Il silenzio rotto oggi dalla famiglia Poggi attraverso i suoi legali è un atto di grande significato. È la voce di chi, dopo anni di battaglie in tribunale e di esposizione mediatica, chiede che sia rispettata la sentenza che ha indicato un colpevole, pur nel rispetto formale delle nuove indagini.

Il caso resta aperto nella sua capacità di interrogare il sistema giustizia. Testa la tenuta delle prove scientifiche di ieri alla luce delle tecnologie di oggi e mette alla prova il delicato meccanismo della revisione processuale in un paese dove i cold case spesso tornano a far discutere.
Tutto ciò avviene mentre l’indagato Andrea Sempio, la cui possibile connessione genetica è al centro delle analisi, attende gli sviluppi in una posizione del tutto nuova rispetto alla narrazione processuale dominante fino a pochi anni fa. La sua linea difensiva osserva con attenzione ogni passaggio.

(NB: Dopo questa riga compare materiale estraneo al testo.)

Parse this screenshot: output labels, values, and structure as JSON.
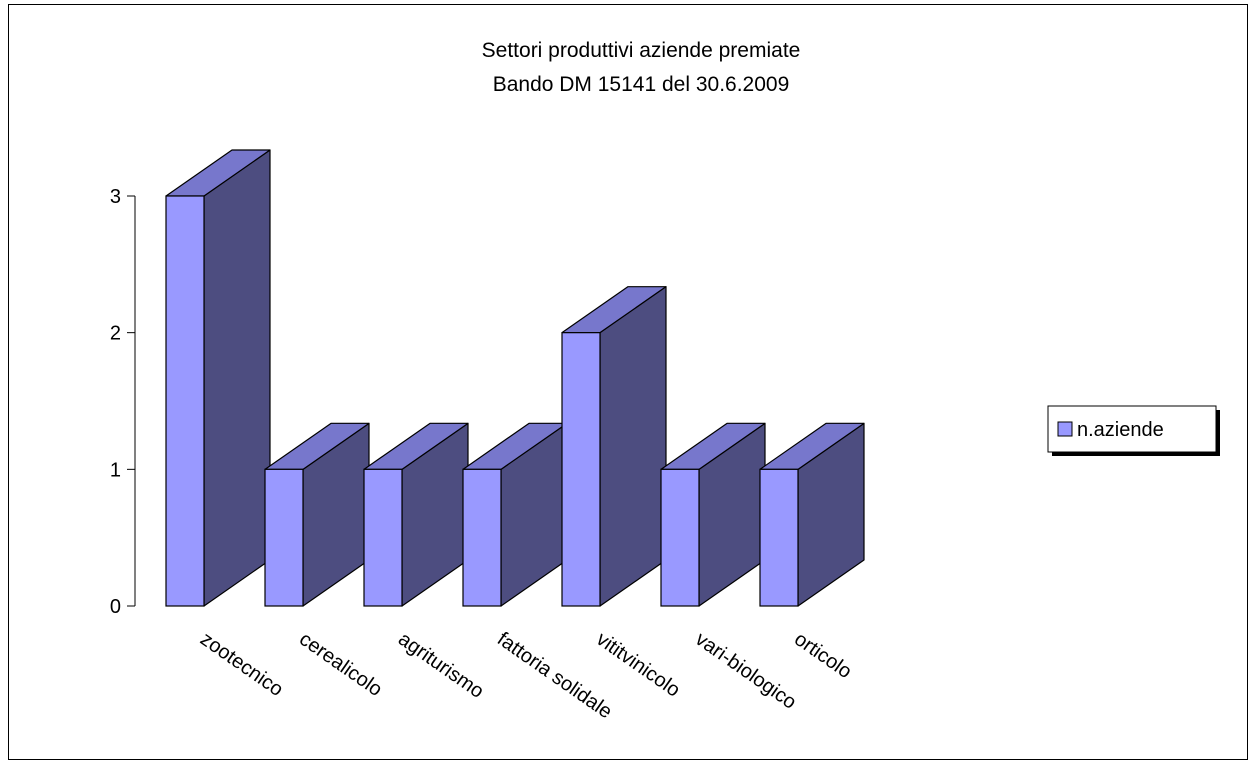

La giornata di Pavia si chiude, quindi, con più domande che risposte immediate. Ma ha il merito di aver riportato alla luce le voci di tutti gli attori in campo, dai tecnici ai legali, dai familiari della vittima allo stesso condannato, in un confronto aspro e necessario.
Quasi diciotto anni dopo quel tragico agosto, Garlasco continua a insegnare una lezione amara: la verità processuale può essere un obiettivo mobile, soggetto alle evoluzioni della scienza e alle nuove interpretazioni dei fatti. E il cammino verso una giustizia percepita come definitiva è spesso una maratona.
L’attesa ora si sposta sugli esiti formali dell’incidente probatorio. Le decisioni che scaturiranno da questa fase potrebbero scrivere un nuovo capitolo, forse l’ultimo, di una storia che ha appassionato e diviso l’Italia, mantenendo viva la memoria di Chiara Poggi e la sete di giustizia per la sua morte.